Parecía que la excursión iba a durar toda la noche, pero no. Javier Tomeo se emperró en que como mínimo íbamos a llegar a Castelldefels, pero no. Salimos de la bocana, dimos una vueltita y volvimos. Fue como un suspiro, quizá porque el personal se lo pasó muy bien. Jordi Nadal estuvo a punto de convertirse en la estrella de la noche porque los periodistas más periodistas le persiguieron en busca de noticia: ¿Cómo ha sido tu salida del Grupo Plaza & Janés? ¿Qué sabes de la fusión de Plaza y Grijalbo? ¿Qué vas a hacer? Y él, sonriendo de oreja a oreja, tan tranquilo. 'Estoy mejor de la espalda, ya no podía más, he recorrido todas las ferias con cortisona para poder aguantar...'. Y los jefes del Grupo Planeta Jesús Badenes y Julián León, también tan tranquilos. Ni un comentario sobre la salida de Andreu Teixidor de Destino o de la incorporación de Luis Suñén a Espasa-Calpe. Nada. Por no hablar, ni siquiera se habló de Hemingway.

Los anunciados Manuel Leguineche, autor del prólogo de París era una fiesta, y Gonzalo Suárez, del de Al otro lado del río y entre los árboles, no pudieron viajar a Barcelona por motivos diversos. Y como eran ellos los encargados de hablar de los libros, los de Seix pensaron que era mejor que nadie soltara el rollo y que la fiesta fuera eso, una fiesta. A Ernesto, como le gustaba que le llamaran en España, quizá le hubiera gustado o quizá no. Pero ahí están los libros, que hablan por sí solos, y ahí está la leyenda del escritor autodidacta, corresponsal de guerra, aventurero, deportista, bebedor y mujeriego, una leyenda, cuentan sus biógrafos más críticos, que si no se fabricó él mismo sí ayudó a que se mantuviera. La verdad es que le machacaron, ya antes de su muerte y, sobre todo, después de su suicidio. Si no le llamaron fantasma, faltó poco e incluso su literatura fue puesta en tela de juicio por los ortodoxos. Consideraron, por ejemplo, que sólo su primera obra valía la pena, como Adiós a las armas, por ejemplo.

París era una fiesta, que se publicó tres años después de su muerte, 'es el mejor Hemingway', rebate Leguineche en su prólogo. Y tiene bastante razón.
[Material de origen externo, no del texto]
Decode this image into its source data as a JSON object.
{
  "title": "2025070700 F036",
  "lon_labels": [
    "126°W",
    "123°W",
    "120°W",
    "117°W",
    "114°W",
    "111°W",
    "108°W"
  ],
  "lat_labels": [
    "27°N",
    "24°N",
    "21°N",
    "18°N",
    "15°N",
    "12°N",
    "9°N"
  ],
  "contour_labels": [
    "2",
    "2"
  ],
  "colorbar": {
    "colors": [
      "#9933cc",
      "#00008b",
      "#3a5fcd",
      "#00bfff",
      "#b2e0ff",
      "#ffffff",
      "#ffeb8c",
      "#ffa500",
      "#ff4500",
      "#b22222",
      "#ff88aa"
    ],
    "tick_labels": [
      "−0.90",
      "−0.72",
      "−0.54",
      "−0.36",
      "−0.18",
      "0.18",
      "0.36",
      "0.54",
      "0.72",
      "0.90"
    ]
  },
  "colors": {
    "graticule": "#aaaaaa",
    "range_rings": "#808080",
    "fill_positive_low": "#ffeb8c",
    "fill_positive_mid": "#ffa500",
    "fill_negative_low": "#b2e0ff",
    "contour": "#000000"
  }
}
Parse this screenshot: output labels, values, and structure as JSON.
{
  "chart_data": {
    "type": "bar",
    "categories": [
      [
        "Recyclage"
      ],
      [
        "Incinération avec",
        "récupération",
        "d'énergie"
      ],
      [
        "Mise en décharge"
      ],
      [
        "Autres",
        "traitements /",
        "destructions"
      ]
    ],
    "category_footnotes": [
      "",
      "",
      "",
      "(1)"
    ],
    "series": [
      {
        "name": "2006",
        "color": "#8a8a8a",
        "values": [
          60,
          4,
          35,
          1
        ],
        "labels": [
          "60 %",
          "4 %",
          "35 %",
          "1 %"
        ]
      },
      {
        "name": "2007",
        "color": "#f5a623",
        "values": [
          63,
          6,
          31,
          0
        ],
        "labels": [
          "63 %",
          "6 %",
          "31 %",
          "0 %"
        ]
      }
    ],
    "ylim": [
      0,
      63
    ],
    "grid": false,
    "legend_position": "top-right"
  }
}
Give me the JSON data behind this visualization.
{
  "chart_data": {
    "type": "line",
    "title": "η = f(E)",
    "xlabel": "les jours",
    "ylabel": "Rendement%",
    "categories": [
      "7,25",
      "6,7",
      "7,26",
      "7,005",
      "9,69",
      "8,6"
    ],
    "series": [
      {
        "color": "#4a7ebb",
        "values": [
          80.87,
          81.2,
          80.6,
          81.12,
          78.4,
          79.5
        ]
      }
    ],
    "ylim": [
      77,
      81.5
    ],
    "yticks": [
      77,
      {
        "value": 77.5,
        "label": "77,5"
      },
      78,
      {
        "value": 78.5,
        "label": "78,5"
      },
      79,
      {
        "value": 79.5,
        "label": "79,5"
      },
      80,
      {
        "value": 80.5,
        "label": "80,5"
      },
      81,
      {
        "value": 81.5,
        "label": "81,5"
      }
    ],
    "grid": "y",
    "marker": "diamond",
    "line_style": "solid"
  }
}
Es una crónica deliciosa de la Ciudad Luz de entreguerras, de aquella panda de locos maravillosos, la generación perdida les llaman, que allí amaron, odiaron, bebieron y vivieron.

Al otro lado del río y entre los árboles, explica Gonzalo Suárez, es 'uno de los libros que más irritación provocaron a raíz de su publicación. Dos años antes de El viejo y el mar y cuatro antes de la obtención del Nobel, eventos que, lejos de amainar la inquina, exacerbaron la insidia'. Ernesto y su leyenda. Hay bastante de él en esta novela, que se publicó en 1950. El coronel Cantwell, el protagonista, es un cincuentón que vive un amor sin futuro con una joven aristócrata un invierno en Venecia. 'La alquimia de Hemingway', dice Suárez, 'radica precisamente en eso, en transmutar la realidad en ficción y no viceversa'. Pues eso, digan lo que digan, Ernesto tiene alquimia y es, además, una leyenda que nos gusta, desde cuando se puso un año de más para poder ir a la guerra y tuvo que apuntarse a la Cruz Roja porque no le dejaron ser soldado por una lesión en un ojo, o cuando, conduciendo una ambulancia en Italia, resultó gravemente herido, o cuando participó en la liberación de París.

Si tienen tiempo, léanse estos dos libros. Seguramente les gustarán. Y si tienen más tiempo, también pueden leer o releer sus relatos Los asesinos y Las nieves del Kilimanjaro. Valen la pena. Bueno, Hemingway no estuvo en la fiesta, pero sí estuvo, lo mismo que Gimferrer.